Question

Two infinitely long parallel wires having linear charge densities ${\lambda }_1$ and ${\lambda }_2$ respectively are placed at a distance of R metres. The force per unit length on either wire will be $(K=\frac{1}{4\pi {ϵ}_0})$

• A. $K\frac{2{\lambda }_1{\lambda }_2}{R^2}$
• B. $K\frac{2{\lambda }_1{\lambda }_2}{R}$
• C. $K\frac{{\lambda }_1{\lambda }_2}{R^2}$
• D. $K\frac{{\lambda }_1{\lambda }_2}{R}$

Answer 1

Answer: (B)

Step 1: Given that:

Two infinitely long straight wires.

The linear charge density of the first wire = ${\lambda }_1$

The linear charge density of the second wire = ${\lambda }_2$

Distance between the wires = R

$K=\frac{1}{4\pi {\epsilon }_0}$

Step 2: Formula used:

The electric field due to a current carrying straight wire is given as;

$E=\frac{\lambda }{2\pi {\epsilon }_{0}r}$

Where $\lambda$ is the linear charge density of the wire and r is the distance of the point at which the electric field is found.

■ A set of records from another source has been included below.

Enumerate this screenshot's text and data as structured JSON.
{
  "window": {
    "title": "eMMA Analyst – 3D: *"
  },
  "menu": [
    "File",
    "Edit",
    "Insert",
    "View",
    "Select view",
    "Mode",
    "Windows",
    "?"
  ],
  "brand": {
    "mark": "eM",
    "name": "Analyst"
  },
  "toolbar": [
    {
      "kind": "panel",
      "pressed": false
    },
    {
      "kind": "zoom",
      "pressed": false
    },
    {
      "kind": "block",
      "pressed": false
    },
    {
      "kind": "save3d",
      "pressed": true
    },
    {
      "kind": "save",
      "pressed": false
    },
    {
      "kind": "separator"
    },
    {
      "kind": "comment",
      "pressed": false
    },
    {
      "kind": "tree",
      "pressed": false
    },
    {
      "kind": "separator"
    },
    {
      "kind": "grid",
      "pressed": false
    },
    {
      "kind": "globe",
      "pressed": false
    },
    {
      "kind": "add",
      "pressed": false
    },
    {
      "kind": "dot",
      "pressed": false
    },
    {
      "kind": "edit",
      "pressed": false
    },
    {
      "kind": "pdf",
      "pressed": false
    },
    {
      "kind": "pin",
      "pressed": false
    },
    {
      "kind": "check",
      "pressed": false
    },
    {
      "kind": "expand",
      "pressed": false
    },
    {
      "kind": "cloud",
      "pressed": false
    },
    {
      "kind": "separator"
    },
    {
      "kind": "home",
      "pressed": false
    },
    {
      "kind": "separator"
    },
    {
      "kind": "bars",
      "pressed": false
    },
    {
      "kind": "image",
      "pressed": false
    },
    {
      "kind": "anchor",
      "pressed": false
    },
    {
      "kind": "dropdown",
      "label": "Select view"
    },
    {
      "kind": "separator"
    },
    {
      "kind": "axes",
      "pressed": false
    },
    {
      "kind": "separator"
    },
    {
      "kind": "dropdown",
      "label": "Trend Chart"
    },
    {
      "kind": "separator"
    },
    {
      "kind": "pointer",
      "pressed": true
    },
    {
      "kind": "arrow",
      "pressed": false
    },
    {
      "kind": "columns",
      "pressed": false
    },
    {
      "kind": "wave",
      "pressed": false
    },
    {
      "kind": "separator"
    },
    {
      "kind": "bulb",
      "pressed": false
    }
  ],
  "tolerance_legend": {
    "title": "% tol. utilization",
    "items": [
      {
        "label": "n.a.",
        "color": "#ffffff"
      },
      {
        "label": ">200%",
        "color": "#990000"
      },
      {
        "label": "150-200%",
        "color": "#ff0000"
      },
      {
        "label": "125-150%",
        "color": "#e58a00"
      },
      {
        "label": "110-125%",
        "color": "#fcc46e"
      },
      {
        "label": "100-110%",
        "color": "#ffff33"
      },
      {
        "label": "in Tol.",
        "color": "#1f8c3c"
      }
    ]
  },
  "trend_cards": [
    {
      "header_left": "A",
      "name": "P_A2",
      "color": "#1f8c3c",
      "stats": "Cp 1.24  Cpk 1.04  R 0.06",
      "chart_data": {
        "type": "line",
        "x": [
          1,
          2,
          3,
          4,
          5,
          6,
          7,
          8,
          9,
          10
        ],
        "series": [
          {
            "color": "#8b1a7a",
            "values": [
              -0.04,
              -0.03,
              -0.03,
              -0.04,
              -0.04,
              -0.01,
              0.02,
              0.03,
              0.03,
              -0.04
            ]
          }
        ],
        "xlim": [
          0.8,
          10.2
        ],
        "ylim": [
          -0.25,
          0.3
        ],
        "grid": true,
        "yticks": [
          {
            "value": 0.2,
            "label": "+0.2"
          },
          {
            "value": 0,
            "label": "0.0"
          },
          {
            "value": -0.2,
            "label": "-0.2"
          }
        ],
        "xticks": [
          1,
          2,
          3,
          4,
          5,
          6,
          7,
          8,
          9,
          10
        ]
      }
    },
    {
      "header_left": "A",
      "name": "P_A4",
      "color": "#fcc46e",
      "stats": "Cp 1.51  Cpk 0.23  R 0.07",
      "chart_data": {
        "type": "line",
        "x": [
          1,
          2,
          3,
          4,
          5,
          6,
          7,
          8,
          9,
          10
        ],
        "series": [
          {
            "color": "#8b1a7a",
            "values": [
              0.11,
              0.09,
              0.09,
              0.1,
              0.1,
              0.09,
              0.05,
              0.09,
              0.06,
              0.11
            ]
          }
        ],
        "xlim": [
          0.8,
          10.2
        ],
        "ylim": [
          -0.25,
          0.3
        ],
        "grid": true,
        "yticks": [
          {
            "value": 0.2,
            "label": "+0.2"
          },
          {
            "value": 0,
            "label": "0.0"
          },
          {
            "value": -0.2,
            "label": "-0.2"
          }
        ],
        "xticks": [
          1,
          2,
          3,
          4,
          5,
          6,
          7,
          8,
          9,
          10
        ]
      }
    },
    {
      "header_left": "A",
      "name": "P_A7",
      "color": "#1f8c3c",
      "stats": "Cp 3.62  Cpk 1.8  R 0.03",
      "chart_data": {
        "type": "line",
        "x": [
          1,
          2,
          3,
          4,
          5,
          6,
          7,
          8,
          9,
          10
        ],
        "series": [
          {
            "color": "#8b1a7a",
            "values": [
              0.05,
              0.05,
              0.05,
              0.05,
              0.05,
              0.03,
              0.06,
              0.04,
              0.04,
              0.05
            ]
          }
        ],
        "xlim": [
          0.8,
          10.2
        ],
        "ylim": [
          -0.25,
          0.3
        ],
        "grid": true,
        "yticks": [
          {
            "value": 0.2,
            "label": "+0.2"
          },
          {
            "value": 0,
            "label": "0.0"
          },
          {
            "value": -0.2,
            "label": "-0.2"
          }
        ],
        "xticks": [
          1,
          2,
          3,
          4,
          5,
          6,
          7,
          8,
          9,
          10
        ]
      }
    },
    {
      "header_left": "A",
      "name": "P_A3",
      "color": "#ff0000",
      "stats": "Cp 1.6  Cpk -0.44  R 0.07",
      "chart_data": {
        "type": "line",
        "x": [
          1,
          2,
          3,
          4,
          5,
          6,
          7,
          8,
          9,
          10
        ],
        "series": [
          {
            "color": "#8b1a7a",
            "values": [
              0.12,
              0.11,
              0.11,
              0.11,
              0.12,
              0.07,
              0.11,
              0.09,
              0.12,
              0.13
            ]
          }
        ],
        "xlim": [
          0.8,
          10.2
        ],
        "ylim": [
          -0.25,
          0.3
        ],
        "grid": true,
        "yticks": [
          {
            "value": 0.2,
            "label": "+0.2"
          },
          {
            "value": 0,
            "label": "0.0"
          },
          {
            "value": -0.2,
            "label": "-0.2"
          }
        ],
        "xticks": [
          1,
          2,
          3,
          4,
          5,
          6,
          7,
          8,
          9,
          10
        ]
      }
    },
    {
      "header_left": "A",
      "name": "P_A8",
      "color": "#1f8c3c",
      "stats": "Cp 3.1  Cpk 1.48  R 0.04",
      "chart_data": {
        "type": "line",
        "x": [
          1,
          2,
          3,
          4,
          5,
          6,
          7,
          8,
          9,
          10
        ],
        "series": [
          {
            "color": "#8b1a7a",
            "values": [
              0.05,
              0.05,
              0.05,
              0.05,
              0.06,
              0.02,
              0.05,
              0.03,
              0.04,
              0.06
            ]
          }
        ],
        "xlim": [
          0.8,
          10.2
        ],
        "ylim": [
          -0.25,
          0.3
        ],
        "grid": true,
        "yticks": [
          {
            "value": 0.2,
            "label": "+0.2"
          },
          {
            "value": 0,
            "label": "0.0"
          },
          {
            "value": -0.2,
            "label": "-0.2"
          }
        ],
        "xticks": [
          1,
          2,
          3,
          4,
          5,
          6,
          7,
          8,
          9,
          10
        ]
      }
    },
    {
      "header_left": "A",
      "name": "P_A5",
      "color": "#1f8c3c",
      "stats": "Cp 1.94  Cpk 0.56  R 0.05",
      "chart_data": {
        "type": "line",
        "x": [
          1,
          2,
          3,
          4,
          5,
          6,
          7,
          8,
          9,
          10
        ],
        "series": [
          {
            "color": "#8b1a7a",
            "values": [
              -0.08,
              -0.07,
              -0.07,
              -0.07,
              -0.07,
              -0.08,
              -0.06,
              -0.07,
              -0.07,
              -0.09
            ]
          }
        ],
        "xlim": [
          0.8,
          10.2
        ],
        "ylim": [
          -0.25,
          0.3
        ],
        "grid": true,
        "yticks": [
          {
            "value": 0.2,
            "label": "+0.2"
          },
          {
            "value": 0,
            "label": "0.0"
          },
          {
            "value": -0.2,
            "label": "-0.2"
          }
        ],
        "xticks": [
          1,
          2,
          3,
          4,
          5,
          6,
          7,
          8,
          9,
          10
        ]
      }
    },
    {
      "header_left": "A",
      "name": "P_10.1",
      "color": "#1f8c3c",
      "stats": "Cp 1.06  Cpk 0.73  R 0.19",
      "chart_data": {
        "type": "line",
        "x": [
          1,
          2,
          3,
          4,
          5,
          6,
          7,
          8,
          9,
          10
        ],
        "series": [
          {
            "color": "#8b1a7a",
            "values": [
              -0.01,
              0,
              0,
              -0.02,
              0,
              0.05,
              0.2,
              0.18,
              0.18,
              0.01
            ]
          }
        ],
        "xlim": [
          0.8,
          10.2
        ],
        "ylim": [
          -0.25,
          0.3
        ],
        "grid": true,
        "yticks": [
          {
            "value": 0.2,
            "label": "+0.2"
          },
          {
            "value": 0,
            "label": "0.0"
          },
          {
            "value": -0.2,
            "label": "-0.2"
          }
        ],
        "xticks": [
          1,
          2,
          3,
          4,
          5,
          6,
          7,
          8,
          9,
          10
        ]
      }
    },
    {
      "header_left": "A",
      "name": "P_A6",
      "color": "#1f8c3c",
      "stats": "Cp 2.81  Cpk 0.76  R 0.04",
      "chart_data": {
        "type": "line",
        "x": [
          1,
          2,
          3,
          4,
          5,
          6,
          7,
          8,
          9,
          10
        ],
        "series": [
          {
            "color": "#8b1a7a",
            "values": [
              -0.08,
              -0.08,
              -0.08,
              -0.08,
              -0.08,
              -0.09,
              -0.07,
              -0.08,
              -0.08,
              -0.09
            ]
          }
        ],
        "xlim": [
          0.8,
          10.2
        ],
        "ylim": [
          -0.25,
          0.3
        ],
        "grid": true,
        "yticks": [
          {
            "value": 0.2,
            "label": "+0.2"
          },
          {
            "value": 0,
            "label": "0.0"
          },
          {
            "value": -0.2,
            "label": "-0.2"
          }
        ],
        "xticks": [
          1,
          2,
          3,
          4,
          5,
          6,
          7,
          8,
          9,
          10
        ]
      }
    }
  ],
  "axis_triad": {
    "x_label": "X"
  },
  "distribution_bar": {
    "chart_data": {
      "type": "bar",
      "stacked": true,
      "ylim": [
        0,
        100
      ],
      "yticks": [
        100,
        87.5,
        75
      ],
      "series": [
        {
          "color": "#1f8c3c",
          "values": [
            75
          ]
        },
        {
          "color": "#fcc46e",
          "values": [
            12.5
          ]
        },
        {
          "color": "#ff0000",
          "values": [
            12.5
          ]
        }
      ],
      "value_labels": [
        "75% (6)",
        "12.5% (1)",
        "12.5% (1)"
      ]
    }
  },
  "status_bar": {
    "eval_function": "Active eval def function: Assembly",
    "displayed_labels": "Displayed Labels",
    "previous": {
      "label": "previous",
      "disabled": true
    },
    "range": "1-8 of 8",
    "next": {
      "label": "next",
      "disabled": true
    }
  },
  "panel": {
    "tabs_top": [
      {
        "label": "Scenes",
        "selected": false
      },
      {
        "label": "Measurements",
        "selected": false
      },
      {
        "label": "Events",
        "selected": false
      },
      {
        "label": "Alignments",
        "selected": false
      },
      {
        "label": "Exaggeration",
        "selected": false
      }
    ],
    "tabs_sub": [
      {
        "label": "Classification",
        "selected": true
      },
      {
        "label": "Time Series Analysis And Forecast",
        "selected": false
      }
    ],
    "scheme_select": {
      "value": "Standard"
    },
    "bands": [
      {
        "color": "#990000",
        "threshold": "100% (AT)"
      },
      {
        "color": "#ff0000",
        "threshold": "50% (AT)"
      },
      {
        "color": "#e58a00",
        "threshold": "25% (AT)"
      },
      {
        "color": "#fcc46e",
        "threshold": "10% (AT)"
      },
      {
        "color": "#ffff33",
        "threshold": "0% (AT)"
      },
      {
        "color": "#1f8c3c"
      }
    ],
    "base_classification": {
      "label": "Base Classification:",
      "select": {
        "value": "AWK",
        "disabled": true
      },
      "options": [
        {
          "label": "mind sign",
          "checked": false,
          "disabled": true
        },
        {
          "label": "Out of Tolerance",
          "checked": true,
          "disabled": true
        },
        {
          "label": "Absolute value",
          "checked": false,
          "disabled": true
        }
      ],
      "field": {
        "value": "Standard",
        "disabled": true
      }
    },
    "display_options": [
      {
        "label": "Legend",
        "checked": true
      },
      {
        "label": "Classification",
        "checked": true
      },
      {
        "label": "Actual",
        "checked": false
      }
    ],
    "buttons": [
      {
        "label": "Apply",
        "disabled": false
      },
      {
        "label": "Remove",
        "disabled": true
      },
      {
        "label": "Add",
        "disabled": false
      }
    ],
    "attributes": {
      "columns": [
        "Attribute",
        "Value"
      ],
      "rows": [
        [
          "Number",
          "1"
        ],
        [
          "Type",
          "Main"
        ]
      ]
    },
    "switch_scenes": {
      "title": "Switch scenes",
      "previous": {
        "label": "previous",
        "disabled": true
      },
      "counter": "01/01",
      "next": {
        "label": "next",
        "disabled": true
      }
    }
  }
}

The force on a charge q in an electric field = qE

Step 3: Calculation of the force per unit length of either wire:

The force on the second wire if we consider that the wire is placed in the elctric field of the second wire,

$F_2=Q{E}_1$

$F_2=Q\frac{{\lambda }_1}{2\pi {\epsilon }_{0}R}$.................(1)

Now,

We know that,

Linear charge density = $\frac{Totalcharge}{lengthofthewire}$

For wire 2,

${\lambda }_2=\frac{Q}{l_2}$

$Q={\lambda }_2{l}_2$

Putting the value of Q in equation (1) we get;

$F_2={\lambda }_2{l}_2\frac{{\lambda }_1}{2\pi {\epsilon }_{0}R}$

$F_2=\frac{{\lambda }_1{\lambda }_2{l}_2}{2\pi {\epsilon }_{0}R}$

If the length of both the wire are taken as

$l$ that is $l_1=l_2=l$ then,

Force per unit length of either wire will be, $\frac{F}{l}$ .

Now,

$\frac{F_2}{l}=\frac{{\lambda }_1{\lambda }_2}{2\pi {\epsilon }_{0}R}\times \frac{2}{2}$

$\frac{F_2}{l}=\frac{2{\lambda }_1{\lambda }_2}{4\pi {\epsilon }_{0}R}$

$\frac{F_2}{l}=\frac{2{\lambda }_1{\lambda }_{2}K}{R}$

Taking,

$F_2=F$ Then,

$\frac{F}{l}=\frac{2{\lambda }_1{\lambda }_{2}K}{R}$

Thus,

The force per unit length of either wire is $\frac{2{\lambda }_1{\lambda }_{2}K}{R}$ .

Hence,

Option A) $\frac{2{\lambda }_1{\lambda }_{2}K}{R}$ is the correct option.